La vittoria mutilata: Bersani e la promessa (fallita) della vita

Bersani ha visto svanire l’occasione della sua vita lo scorso 25 febbraio: la vittoria alle elezioni politiche, da capo della coalizione di centrosinistra, è letteralmente evaporata man mano che i dati di Camera e Senato giungevano dai seggi in tutta Italia.

[ad]E così Pierluigi Bersani ha dovuto fare i conti con una vittoria mutilata, non avendo la maggioranza assoluta nei due rami del Parlamento e tradendo,  di fatto, la promessa di arrivare ad avere una forza in aula numericamente autosufficiente per governare.

A fallire previsione e impegno, insieme al segretario del Partito Democratico, è stato anche il suo principale alleato, Nichi Vendola, leader di Sinistra Ecologia e Libertà, che in più circostanze aveva giurato e sentenziato che il centrosinistra avrebbe vinto e governato e anche che stavolta non avrebbe fatto la fine di Romano Prodi.

A pensarci bene dovrebbe oggi essere Prodi a pensare di non aver fatto la fine di Bersani e Vendola: il professore di Bologna almeno ha governato due anni.

Oggi invece l’Italia è senza governo, naviga a vista e il caos politico regna sovrano: in questo clima le forze presenti in Parlamento si apprestano ad avviare la sessione congiunta per eleggere il nuovo Capo dello Stato. Mai momento storico, per la Repubblica Italiana, è stato, almeno a livello parlamentare, più complesso e contorto di quello attuale.

All’Italia tutto servirebbe in questa fase tranne che leader politici incapaci di assicurare anche le condizioni minime per avere un governo ed una guida stabile delle Istituzioni democratiche.

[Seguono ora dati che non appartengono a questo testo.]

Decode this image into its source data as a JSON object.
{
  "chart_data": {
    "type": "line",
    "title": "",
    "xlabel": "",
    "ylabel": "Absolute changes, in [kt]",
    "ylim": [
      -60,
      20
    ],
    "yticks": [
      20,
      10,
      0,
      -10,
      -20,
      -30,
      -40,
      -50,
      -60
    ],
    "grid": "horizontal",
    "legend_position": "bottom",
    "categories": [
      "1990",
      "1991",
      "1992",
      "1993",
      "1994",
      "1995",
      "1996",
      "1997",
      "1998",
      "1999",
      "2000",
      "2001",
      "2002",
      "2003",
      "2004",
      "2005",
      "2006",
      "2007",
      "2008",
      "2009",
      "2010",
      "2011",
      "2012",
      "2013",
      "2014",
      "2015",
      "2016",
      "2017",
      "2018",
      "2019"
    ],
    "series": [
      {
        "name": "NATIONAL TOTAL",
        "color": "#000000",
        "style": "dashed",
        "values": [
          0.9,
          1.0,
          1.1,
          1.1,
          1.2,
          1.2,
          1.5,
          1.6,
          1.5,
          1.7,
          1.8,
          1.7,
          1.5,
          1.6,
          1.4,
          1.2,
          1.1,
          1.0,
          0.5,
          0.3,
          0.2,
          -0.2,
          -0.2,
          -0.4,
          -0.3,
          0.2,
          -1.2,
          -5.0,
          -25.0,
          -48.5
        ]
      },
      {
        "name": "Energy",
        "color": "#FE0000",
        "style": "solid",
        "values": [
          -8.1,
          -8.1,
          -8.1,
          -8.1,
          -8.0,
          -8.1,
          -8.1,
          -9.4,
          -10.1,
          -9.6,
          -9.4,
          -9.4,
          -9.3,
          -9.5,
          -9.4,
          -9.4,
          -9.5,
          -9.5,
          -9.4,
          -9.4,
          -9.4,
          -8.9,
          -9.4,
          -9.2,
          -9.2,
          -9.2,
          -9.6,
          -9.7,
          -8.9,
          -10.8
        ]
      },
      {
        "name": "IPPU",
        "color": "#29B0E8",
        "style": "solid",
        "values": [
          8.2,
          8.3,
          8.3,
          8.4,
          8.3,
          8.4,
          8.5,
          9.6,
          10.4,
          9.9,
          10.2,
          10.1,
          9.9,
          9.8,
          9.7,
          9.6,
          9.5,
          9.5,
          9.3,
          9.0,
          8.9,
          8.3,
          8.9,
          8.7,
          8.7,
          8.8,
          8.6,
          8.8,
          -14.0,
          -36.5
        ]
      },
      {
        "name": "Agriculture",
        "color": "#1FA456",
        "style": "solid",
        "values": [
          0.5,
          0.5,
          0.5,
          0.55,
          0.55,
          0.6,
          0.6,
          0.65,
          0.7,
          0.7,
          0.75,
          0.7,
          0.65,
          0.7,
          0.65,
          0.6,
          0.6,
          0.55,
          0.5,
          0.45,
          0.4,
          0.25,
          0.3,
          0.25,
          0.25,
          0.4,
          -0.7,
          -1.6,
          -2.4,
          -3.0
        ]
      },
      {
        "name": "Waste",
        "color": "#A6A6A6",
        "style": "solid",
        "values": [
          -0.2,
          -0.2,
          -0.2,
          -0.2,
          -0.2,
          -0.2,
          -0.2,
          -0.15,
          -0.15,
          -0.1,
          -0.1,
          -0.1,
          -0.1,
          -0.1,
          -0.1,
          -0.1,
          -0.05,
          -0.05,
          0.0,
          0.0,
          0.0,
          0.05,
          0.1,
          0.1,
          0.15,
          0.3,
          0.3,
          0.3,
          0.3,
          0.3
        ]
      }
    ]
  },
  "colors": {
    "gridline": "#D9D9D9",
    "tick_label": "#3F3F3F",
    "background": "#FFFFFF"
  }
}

Naturalmente questo non è un problema dei soli Vendola e Bersani ma probabilmente riguarda un po’ tutte le forze politiche. Comprese quelle più “giovani”, come i “pentastellati” di Beppe Grillo che nelle prime settimane di esperienza a Palazzo Madama e Montecitorio non hanno certo brillato per iniziative legislative e capacità di rinnovamento in senso pieno.